Nun mag sich Steinbrück zwar aus der Tagespolitik raushalten, sein Programm als Bundestagsabgeordneter aber sei trotzdem noch "intensiv", sagt er. Das liegt daran, dass er weiterhin viele Reden hält, Talkshows besucht, als Gast auf Podien spricht. Mit Blick auf die einstige Debatte um seine Nebeneinkünfte sagt Steinbrück heute in typischer Manier: "Ich werde in Zukunft auch Vorträge halten, deren Honorare ich teils spende und teils für mich behalte. Ich habe keine Lust, mich dafür zu rechtfertigen."

Sein Programm ist aber auch deswegen intensiv, weil der 67-Jährige nun ein "Elder Statesman" wider Willen ist. Er mag den Titel nicht, für Weggefährten und politische Gegner gleichermaßen ist er das aber. Und so gelangte er wohl auch zu einem Amt, um das er sich nie beworben hätte: Als neuer Chef der deutsch-amerikanischen Parlamentariergruppe pflegt er den Austausch mit US-Abgeordneten. Steinbrück passt ins Profil: Er ist bestens vernetzt, hat keine Scheu vor klaren Worten und ist spätestens seit seiner Amtszeit als Bundesfinanzminister für Amerikaner kein Niemand mehr. "Ich wurde gefragt, auch unter dem Gesichtspunkt, dass diese transatlantische Beziehung Impulse braucht. Das bewahrheitet sich besonders vor dem Hintergrund der aktuellen Ukraine-Krise", sagt Steinbrück.

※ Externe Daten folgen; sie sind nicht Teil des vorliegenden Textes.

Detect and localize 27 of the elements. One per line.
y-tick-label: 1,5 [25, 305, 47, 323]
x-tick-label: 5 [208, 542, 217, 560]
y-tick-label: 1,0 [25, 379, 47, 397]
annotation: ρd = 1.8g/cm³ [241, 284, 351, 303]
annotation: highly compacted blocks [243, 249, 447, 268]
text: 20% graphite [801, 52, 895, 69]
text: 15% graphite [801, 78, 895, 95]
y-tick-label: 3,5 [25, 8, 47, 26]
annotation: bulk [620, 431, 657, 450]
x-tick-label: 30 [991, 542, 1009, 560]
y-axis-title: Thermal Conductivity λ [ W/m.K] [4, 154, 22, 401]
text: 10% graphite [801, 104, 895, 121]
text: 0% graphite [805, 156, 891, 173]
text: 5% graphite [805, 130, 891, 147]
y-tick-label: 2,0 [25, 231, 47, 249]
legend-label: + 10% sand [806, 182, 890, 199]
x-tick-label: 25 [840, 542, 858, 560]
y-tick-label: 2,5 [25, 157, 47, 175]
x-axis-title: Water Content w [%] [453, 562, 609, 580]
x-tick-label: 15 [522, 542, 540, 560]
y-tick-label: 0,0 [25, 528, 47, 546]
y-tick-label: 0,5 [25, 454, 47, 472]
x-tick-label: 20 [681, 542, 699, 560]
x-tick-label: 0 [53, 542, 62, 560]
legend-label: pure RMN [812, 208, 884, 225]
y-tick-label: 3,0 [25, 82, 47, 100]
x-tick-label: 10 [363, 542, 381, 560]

Ein Aspekt für sein neues Buch? "Vertagte Zukunft" lautet der Arbeitstitel. Im Verlag Hoffmann & Campe wird es voraussichtlich Anfang 2015 erscheinen. Steinbrück ist jetzt also auch wieder Autor, zieht sich zum Schreiben gerne in seine Berliner Wohnung zurück, nimmt sich tagelang frei, fährt dann nur selten zu seiner Frau nach Bonn. Ein paar Exemplare des Vorgängerwerkes "Unterm Strich" stehen im Bücherregal neben dem Ledersofa in seinem Büro. 150 000 Stück wurden davon verkauft, mit dem neuen Buch will er inhaltlich anknüpfen. Es soll keine reine Abrechnung mit den Medien werden, denen Steinbrück schon immer kritisch gegenüberstand. Vielmehr verfolgt ihn der Verdacht, das in der Republik herrschende Bedürfnis nach Ruhe werde eher früher als später mit Herausforderungen kollidieren, die das Land in Angriff nehmen müsse.

Peer Steinbrück wird immer politisch bleiben, süchtig danach meint der Gelegenheitsraucher aber ebenso wenig zu sein wie nach Zigaretten. "Ich war immer froh, dass ich privat viele Dinge neben der Politik hatte, die mich fesseln", sagt er. Reisen etwa. Erzählt er von seinem Enkelkind, gerät er ins Schwärmen.

In Berlin wird unterdessen gemunkelt, 2015 werde er das Bundestagsmandat abgeben. Steinbrück will sich nicht festlegen, klingt glaubwürdig, wenn er sagt: "Politik allein ist nicht mein Leben. Es besteht aus einem Ensemble. Genauso, wie ich mein restliches Leben nicht nur, aber auch Großvater sein möchte."